Quando nel 1996 a Budapest si incontrarono il Presidente della FIDE Kirsan Iljumzhinov e l’ex Campione del Mondo Robert James Fischer, la conversazione si incagliò presto sull’avvenire dei Fischerandom. Il ras calmucco, per tema di resistenze ambientali, si riprometteva di introdurli sommessamente, un passo alla volta, e l’irascibile Fischer s’inalberò: “Teach people to play new chess, right away. Why do you offer them a black and white television set, when there is a set in colour?”(1).
Ma l’ambiente resisteva. Eccome se resisteva! Se Anatolij Karpov accolse gli scacchi di Fischer con freddezza: “Ne soffre un po’ l’armonia del gioco”, altri colleghi, come per esempio il Grande Maestro svedese Ulf Andersson, furono più categorici: “Mi rifiuto di discuterne anche solo per scherzo. È una cosa molto stupida”. S’incaricò di seppellirli, comunque, Garry Kasparov, il quale, in un’intervista al sito russo ChessPro nel 2004 sentenziò: “il 95 per cento delle 960 posizioni, in tutta sincerità, è veleno per gli occhi”.

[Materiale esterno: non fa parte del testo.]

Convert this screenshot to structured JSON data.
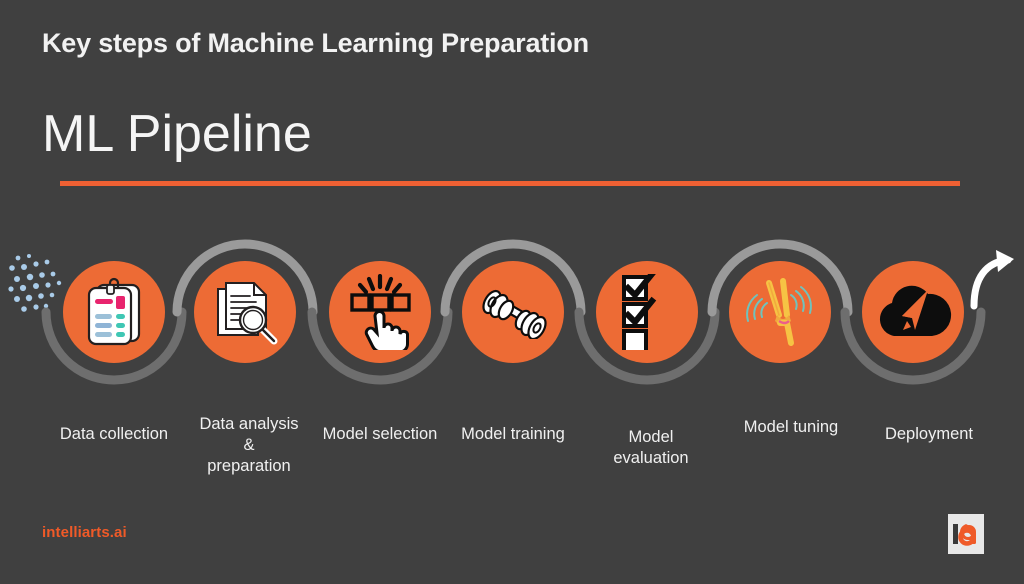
{
  "slide": {
    "kicker": "Key steps of Machine Learning Preparation",
    "headline": "ML Pipeline",
    "background_color": "#404040",
    "accent_color": "#ed6b35",
    "rule_color": "#ef6033"
  },
  "pipeline": {
    "steps": [
      {
        "label": "Data collection",
        "icon": "clipboard-icon",
        "arc": "bottom"
      },
      {
        "label": "Data analysis\n&\npreparation",
        "icon": "document-search-icon",
        "arc": "top"
      },
      {
        "label": "Model selection",
        "icon": "select-option-hand-icon",
        "arc": "bottom"
      },
      {
        "label": "Model training",
        "icon": "dumbbell-icon",
        "arc": "top"
      },
      {
        "label": "Model\nevaluation",
        "icon": "checklist-icon",
        "arc": "bottom"
      },
      {
        "label": "Model tuning",
        "icon": "tuning-fork-icon",
        "arc": "top"
      },
      {
        "label": "Deployment",
        "icon": "cloud-upload-icon",
        "arc": "bottom"
      }
    ],
    "decorations": {
      "scatter_dots": "data-particles-icon",
      "end_arrow": "curved-arrow-icon"
    },
    "arc_color_top": "#9a9a9a",
    "arc_color_bottom": "#6e6e6e",
    "circle_color": "#ed6b35"
  },
  "footer": {
    "brand": "intelliarts.ai",
    "brand_color": "#f05a28",
    "logo": "intelliarts-logo"
  }
}
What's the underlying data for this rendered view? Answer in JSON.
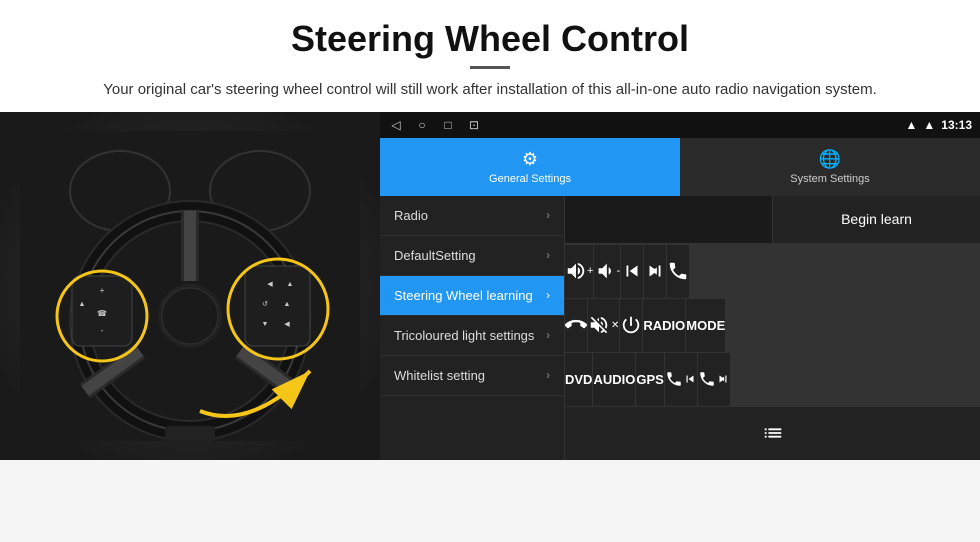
{
  "header": {
    "title": "Steering Wheel Control",
    "divider": true,
    "subtitle": "Your original car's steering wheel control will still work after installation of this all-in-one auto radio navigation system."
  },
  "statusBar": {
    "navButtons": [
      "◁",
      "○",
      "□",
      "⊡"
    ],
    "rightInfo": {
      "signal1": "▲",
      "signal2": "▲",
      "time": "13:13"
    }
  },
  "tabs": [
    {
      "id": "general",
      "label": "General Settings",
      "icon": "⚙",
      "active": true
    },
    {
      "id": "system",
      "label": "System Settings",
      "icon": "🌐",
      "active": false
    }
  ],
  "menu": {
    "items": [
      {
        "label": "Radio",
        "active": false
      },
      {
        "label": "DefaultSetting",
        "active": false
      },
      {
        "label": "Steering Wheel learning",
        "active": true
      },
      {
        "label": "Tricoloured light settings",
        "active": false
      },
      {
        "label": "Whitelist setting",
        "active": false
      }
    ]
  },
  "rightPanel": {
    "beginLearnLabel": "Begin learn",
    "buttons": [
      {
        "id": "vol-up",
        "label": "🔊+",
        "type": "icon"
      },
      {
        "id": "vol-down",
        "label": "🔉-",
        "type": "icon"
      },
      {
        "id": "prev-track",
        "label": "⏮",
        "type": "icon"
      },
      {
        "id": "next-track",
        "label": "⏭",
        "type": "icon"
      },
      {
        "id": "phone-answer",
        "label": "📞",
        "type": "icon"
      },
      {
        "id": "hang-up",
        "label": "↩",
        "type": "icon"
      },
      {
        "id": "mute",
        "label": "🔇",
        "type": "icon"
      },
      {
        "id": "power",
        "label": "⏻",
        "type": "icon"
      },
      {
        "id": "radio-btn",
        "label": "RADIO",
        "type": "text"
      },
      {
        "id": "mode-btn",
        "label": "MODE",
        "type": "text"
      },
      {
        "id": "dvd-btn",
        "label": "DVD",
        "type": "text"
      },
      {
        "id": "audio-btn",
        "label": "AUDIO",
        "type": "text"
      },
      {
        "id": "gps-btn",
        "label": "GPS",
        "type": "text"
      },
      {
        "id": "phone-prev",
        "label": "📞⏮",
        "type": "icon"
      },
      {
        "id": "phone-next",
        "label": "📞⏭",
        "type": "icon"
      },
      {
        "id": "unknown",
        "label": "≡",
        "type": "icon"
      }
    ]
  },
  "carImage": {
    "altText": "Steering wheel with highlighted controls"
  }
}
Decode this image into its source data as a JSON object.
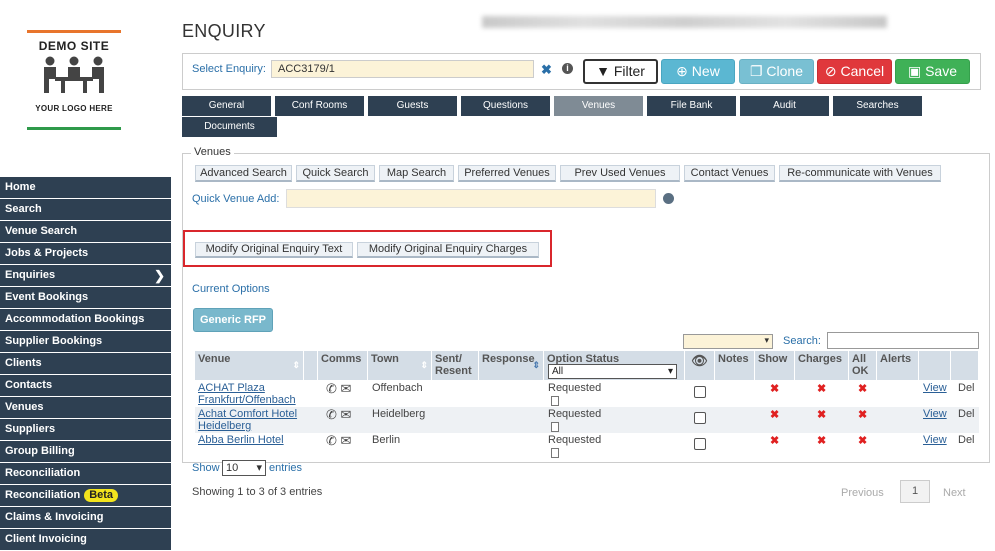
{
  "logo": {
    "title": "DEMO SITE",
    "subtitle": "YOUR LOGO HERE",
    "accent_top": "#e8752c",
    "accent_bottom": "#2e9a4a"
  },
  "sidebar": {
    "items": [
      {
        "label": "Home"
      },
      {
        "label": "Search"
      },
      {
        "label": "Venue Search"
      },
      {
        "label": "Jobs & Projects"
      },
      {
        "label": "Enquiries",
        "active": true
      },
      {
        "label": "Event Bookings"
      },
      {
        "label": "Accommodation Bookings"
      },
      {
        "label": "Supplier Bookings"
      },
      {
        "label": "Clients"
      },
      {
        "label": "Contacts"
      },
      {
        "label": "Venues"
      },
      {
        "label": "Suppliers"
      },
      {
        "label": "Group Billing"
      },
      {
        "label": "Reconciliation"
      },
      {
        "label": "Reconciliation",
        "badge": "Beta"
      },
      {
        "label": "Claims & Invoicing"
      },
      {
        "label": "Client Invoicing"
      }
    ]
  },
  "header": {
    "title": "ENQUIRY"
  },
  "enquiry": {
    "select_label": "Select Enquiry:",
    "select_value": "ACC3179/1",
    "buttons": {
      "filter": "Filter",
      "new": "New",
      "clone": "Clone",
      "cancel": "Cancel",
      "save": "Save"
    }
  },
  "tabs": [
    {
      "label": "General"
    },
    {
      "label": "Conf Rooms"
    },
    {
      "label": "Guests"
    },
    {
      "label": "Questions"
    },
    {
      "label": "Venues",
      "active": true
    },
    {
      "label": "File Bank"
    },
    {
      "label": "Audit"
    },
    {
      "label": "Searches"
    },
    {
      "label": "Documents"
    }
  ],
  "venues": {
    "legend": "Venues",
    "actions": [
      "Advanced Search",
      "Quick Search",
      "Map Search",
      "Preferred Venues",
      "Prev Used Venues",
      "Contact Venues",
      "Re-communicate with Venues"
    ],
    "quick_add_label": "Quick Venue Add:",
    "modify_buttons": [
      "Modify Original Enquiry Text",
      "Modify Original Enquiry Charges"
    ],
    "current_options": "Current Options",
    "generic_rfp": "Generic RFP",
    "search_label": "Search:",
    "columns": [
      "Venue",
      "Comms",
      "Town",
      "Sent/ Resent",
      "Response",
      "Option Status",
      "Notes",
      "Show",
      "Charges",
      "All OK",
      "Alerts"
    ],
    "option_status_filter": "All",
    "rows": [
      {
        "venue": "ACHAT Plaza Frankfurt/Offenbach",
        "town": "Offenbach",
        "status": "Requested",
        "view": "View",
        "del": "Del"
      },
      {
        "venue": "Achat Comfort Hotel Heidelberg",
        "town": "Heidelberg",
        "status": "Requested",
        "view": "View",
        "del": "Del"
      },
      {
        "venue": "Abba Berlin Hotel",
        "town": "Berlin",
        "status": "Requested",
        "view": "View",
        "del": "Del"
      }
    ],
    "show_label": "Show",
    "page_size": "10",
    "entries_label": "entries",
    "showing": "Showing 1 to 3 of 3 entries",
    "pagination": {
      "prev": "Previous",
      "page": "1",
      "next": "Next"
    }
  }
}
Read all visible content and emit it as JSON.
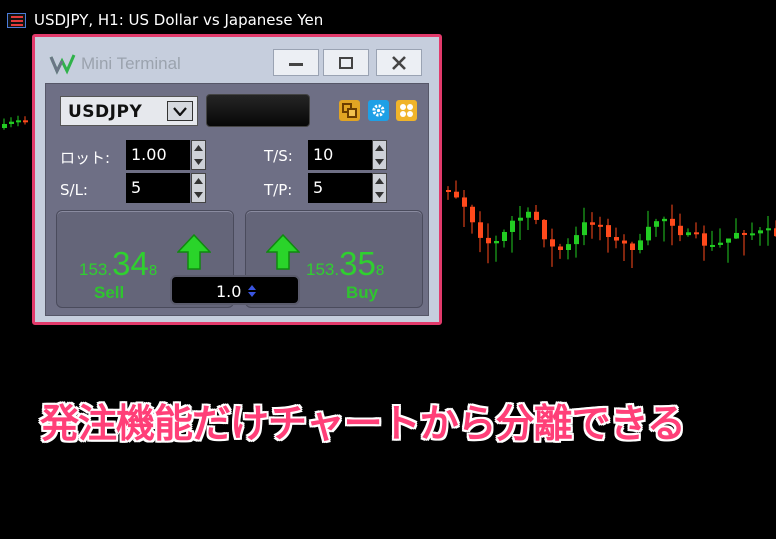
{
  "chart": {
    "title": "USDJPY, H1:  US Dollar vs Japanese Yen",
    "bull_color": "#22cc22",
    "bear_color": "#ff4a1c"
  },
  "terminal": {
    "title": "Mini Terminal",
    "symbol": "USDJPY",
    "lot_label": "ロット:",
    "lot_value": "1.00",
    "sl_label": "S/L:",
    "sl_value": "5",
    "ts_label": "T/S:",
    "ts_value": "10",
    "tp_label": "T/P:",
    "tp_value": "5",
    "sell": {
      "label": "Sell",
      "price_small": "153.",
      "price_big": "34",
      "price_frac": "8"
    },
    "buy": {
      "label": "Buy",
      "price_small": "153.",
      "price_big": "35",
      "price_frac": "8"
    },
    "lot_step": "1.0",
    "icons": [
      "minimize-icon",
      "restore-icon",
      "close-icon",
      "copy-icon",
      "gear-icon",
      "grid-icon"
    ]
  },
  "caption": "発注機能だけチャートから分離できる"
}
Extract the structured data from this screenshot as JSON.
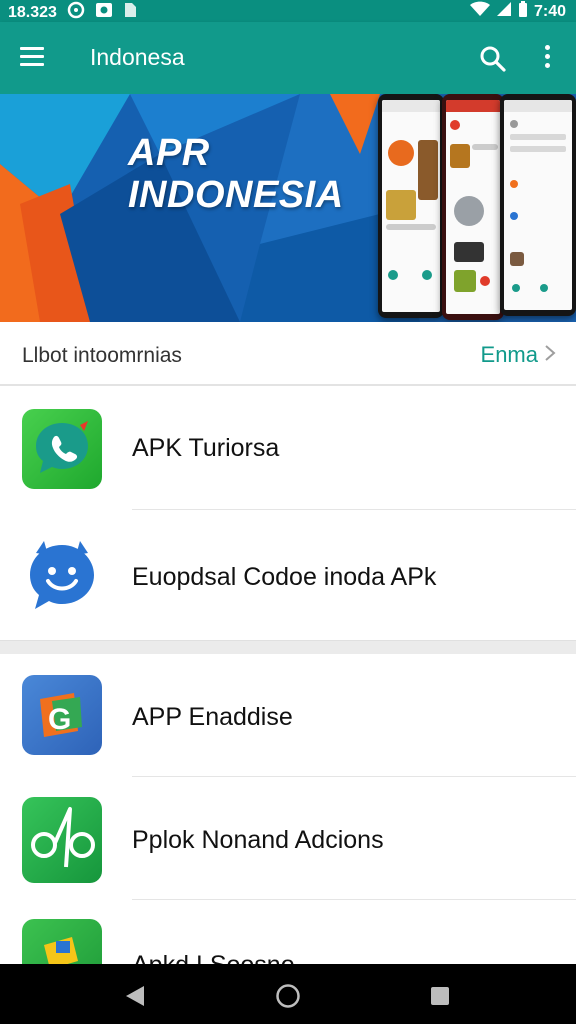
{
  "status_bar": {
    "time_left": "18.323",
    "time_right": "7:40"
  },
  "app_bar": {
    "title": "Indonesa",
    "menu_icon": "hamburger-menu-icon",
    "search_icon": "search-icon",
    "more_icon": "more-vert-icon"
  },
  "banner": {
    "line1": "APR",
    "line2": "INDONESIA"
  },
  "section": {
    "title": "Llbot intoomrnias",
    "more_label": "Enma"
  },
  "items": [
    {
      "label": "APK Turiorsa",
      "icon": "phone-chat-app-icon",
      "color": "#2ebd3a"
    },
    {
      "label": "Euopdsal Codoe inoda APk",
      "icon": "smiley-chat-app-icon",
      "color": "#2a74d2"
    },
    {
      "label": "APP Enaddise",
      "icon": "g-logo-app-icon",
      "color": "#3b78c9"
    },
    {
      "label": "Pplok Nonand Adcions",
      "icon": "scissors-app-icon",
      "color": "#1ea84a"
    },
    {
      "label": "Apkd I Soosno",
      "icon": "folder-app-icon",
      "color": "#25a63f"
    }
  ],
  "colors": {
    "primary": "#119a8b",
    "status_bar": "#0a8f80",
    "banner_blue": "#1767b8",
    "banner_orange": "#f0701e"
  }
}
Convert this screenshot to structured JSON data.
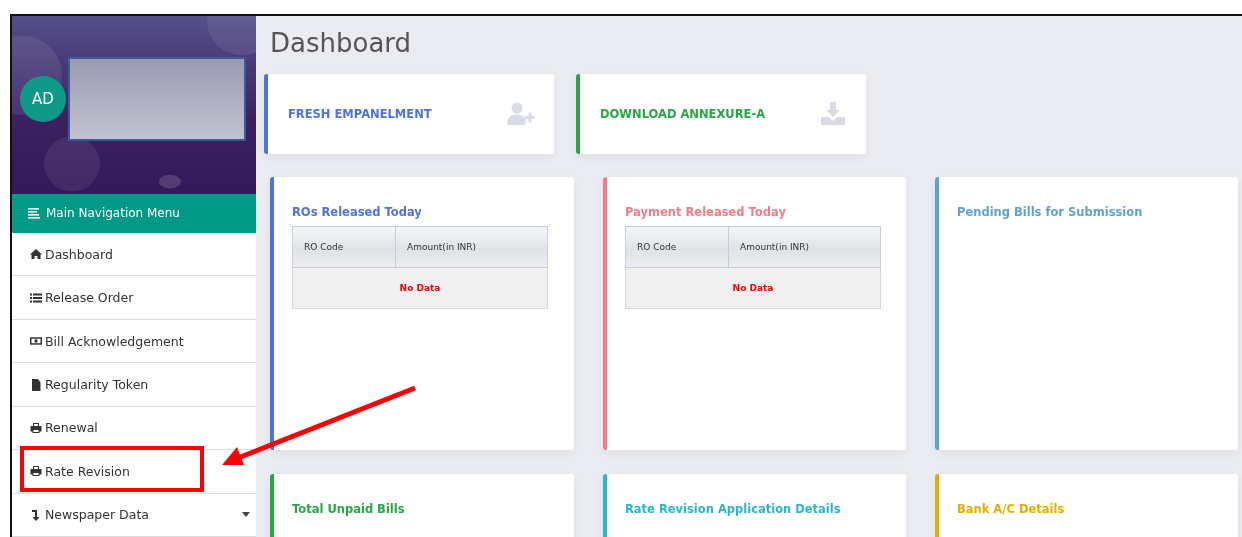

Anche il Guru dell’analisi scacchistica Mark Dvoretskij, nel suo interessantissimo articolo “Polemic Thinking (Part Two)” rimprovera agli scacchi di Fischer di non esaudire in tutte le 960 posizioni il quintessenziale concetto di “geometria scacchistica” intrinseco alla magica posizione numero 518. Interessante l’esemplificazione:
Levon Grigori Aronian – Étienne Bacrot
Magonza, 2005
Posizione 941
Magonza, 2005
[FEN "rkrbnqbn/pppppppp/8/8/8/8/PPPPPPPP/RKRBNQBN"]
Posizione 941
Commenta Mark Dvoretskij. 1. e4 e5 2. Cd3 Cg6?! 3. f4 Af6? (3. ... Cf6) 4. Cc5 Td8 5. Db5 Cd6 6. Cxd7+ Txd7 7. Dxd7 e il Bianco ha trasformato la sua Qualità in più in una vittoria.
Chiosa Dvoretskij: “Tutto molto curioso e divertente – ma nulla di più. Il livello di gioco qui dimostrato dai Grandi Maestri non è molto diverso – per attingere un esempio dagli scacchi tradizionali – dagli sforzi, più o meno riusciti, di sfruttare la debolezza in f7 nella posizione classica e rifilare il ‘matto del barbiere’. Naturalmente dobbiamo tener conto del fatto che a Magonza le partite si disputavano a cadenza rapida; sospetto però che anche con un controllo del tempo classico la qualità di gioco non si sarebbe granché elevata”.
Sono le stesse ragioni per cui Bobby si è inventato i suoi Fischerandom, cioè per “rinfondere spontaneità” agli scacchi (ipse dixit), come spiegò anche in un’intervista dal carcere giapponese nel 2004: “No, non gioco più a scacchi, gioco a Fischerandom. Sono un gioco molto migliore, con più sfida. Gli scacchi sono morti, esauriti. I Fischerandom sono una versione di scacchi che ho sviluppato o inventato io [...]. Sono un gran gioco, e possono diventare lo standard degli scacchi”.
Chissà...
Chissà...
(1) Svetozar Gligoric, “Shall We Play Fischerandom Chess?”, B.T. Batsford Ltd, Londra, 2002, p. 71.